"Prewitt Tiller bought my mother and I belonged to young master. In slavery I was a good-sized-young girl, mama said. Big enough to put the table cloths on the best I could. After freedom I did all the cookin' and milkin' and washin'.
"Now listen, this young master was Prewitt's son.
"Grandpa's name was Ned Peeples and grandma was Sally Peeples. My mother was Dorcas. Well, my papa, I ain't never seed him but his name was Josh Allen. You see, they just sold 'em around. That's what I'm talkin' about—they went by the name of their owners.
"I'm seventy-eight or seventy-nine or eighty.

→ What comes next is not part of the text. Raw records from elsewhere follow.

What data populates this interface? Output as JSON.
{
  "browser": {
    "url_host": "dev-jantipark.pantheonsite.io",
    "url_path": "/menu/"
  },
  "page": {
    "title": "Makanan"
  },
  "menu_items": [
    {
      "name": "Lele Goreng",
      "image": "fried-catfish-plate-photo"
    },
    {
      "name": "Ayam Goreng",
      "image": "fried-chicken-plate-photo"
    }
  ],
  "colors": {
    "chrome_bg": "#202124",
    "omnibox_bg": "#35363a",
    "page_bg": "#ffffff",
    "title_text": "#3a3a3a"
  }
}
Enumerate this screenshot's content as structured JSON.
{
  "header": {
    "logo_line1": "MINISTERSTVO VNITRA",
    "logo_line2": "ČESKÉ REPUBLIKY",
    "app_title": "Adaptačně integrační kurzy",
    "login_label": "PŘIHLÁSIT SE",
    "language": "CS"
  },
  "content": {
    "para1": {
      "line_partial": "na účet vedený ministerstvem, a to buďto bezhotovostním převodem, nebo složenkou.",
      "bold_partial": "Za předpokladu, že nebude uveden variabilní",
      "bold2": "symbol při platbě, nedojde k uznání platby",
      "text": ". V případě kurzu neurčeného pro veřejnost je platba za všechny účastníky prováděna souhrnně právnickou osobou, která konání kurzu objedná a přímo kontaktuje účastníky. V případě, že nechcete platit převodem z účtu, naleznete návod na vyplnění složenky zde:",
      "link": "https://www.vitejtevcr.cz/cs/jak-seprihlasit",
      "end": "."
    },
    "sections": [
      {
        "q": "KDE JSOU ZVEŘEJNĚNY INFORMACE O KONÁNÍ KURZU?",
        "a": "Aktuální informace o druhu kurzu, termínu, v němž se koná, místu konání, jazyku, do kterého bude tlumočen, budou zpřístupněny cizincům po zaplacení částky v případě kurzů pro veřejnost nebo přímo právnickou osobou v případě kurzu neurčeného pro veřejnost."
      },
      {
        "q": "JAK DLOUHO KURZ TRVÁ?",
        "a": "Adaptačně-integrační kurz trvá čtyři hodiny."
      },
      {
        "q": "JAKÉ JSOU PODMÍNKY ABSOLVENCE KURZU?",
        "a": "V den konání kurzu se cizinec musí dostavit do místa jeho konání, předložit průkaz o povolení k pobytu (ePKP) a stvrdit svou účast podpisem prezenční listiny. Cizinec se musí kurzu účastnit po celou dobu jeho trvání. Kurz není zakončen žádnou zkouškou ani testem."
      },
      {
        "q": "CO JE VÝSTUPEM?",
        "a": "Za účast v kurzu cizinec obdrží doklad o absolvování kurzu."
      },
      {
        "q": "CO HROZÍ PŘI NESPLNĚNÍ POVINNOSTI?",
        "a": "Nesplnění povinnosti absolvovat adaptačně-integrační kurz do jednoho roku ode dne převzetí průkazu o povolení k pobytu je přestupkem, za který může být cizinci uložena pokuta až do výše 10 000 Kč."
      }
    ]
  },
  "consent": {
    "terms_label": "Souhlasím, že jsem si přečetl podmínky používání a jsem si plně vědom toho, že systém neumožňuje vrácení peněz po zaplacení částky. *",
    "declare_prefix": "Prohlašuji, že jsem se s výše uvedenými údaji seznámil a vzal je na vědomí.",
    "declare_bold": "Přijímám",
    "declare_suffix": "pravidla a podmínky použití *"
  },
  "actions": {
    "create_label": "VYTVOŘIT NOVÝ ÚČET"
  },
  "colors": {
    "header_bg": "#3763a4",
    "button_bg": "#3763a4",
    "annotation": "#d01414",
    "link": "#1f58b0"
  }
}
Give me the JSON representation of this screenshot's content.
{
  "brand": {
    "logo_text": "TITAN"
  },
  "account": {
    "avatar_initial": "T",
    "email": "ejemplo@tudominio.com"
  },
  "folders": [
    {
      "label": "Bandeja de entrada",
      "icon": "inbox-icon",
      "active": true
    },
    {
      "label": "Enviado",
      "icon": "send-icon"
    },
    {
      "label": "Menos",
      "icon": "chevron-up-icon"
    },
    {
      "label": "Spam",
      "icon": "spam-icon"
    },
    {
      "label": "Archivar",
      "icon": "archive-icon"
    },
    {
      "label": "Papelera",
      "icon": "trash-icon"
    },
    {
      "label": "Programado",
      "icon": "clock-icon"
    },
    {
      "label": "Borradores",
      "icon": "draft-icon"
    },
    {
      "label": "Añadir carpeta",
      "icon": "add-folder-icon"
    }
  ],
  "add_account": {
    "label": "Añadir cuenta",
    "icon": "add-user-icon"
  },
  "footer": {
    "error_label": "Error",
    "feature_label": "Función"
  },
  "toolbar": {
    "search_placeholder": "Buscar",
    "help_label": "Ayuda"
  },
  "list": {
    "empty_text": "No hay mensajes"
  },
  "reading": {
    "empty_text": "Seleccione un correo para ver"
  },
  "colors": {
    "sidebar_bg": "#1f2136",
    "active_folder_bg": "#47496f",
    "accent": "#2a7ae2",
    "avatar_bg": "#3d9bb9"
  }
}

That's what the insurance man got me up.
"I been in a car wreck and I had high blood pressure and a stroke all at once. And that wreck, the doctor said it cracked my skull. Till now, I ain't got no remembrance.
"You know how long I went to school? Three days. No ma'm I had to work, darlin'.
"I was born down here on Saline River at Selma. I done forgot what month."
"What kinda work have I done? Oh, honey, I done farmed myself to death, darlin'. You know Buck Couch down here at Noble Lake? Well, I hoped pick out eight bales of cotton for him.
"I wish I had the dollars I had workin' for R.A. Pickens down here at Walnut Lake. Yes, honey, I farmed for him bout fifteen or twenty years steady.
"And he sure was nice and he was mischievous. He called all of us his chillun. He use to say, 'Now you must mind your papa!' And we'd say 'Now Mr. Pickens, you know you ain't got no nigger chillun'. He use to say to me 'Sallie, you is a good woman but you ain't got no sense'. Them was fine white folks.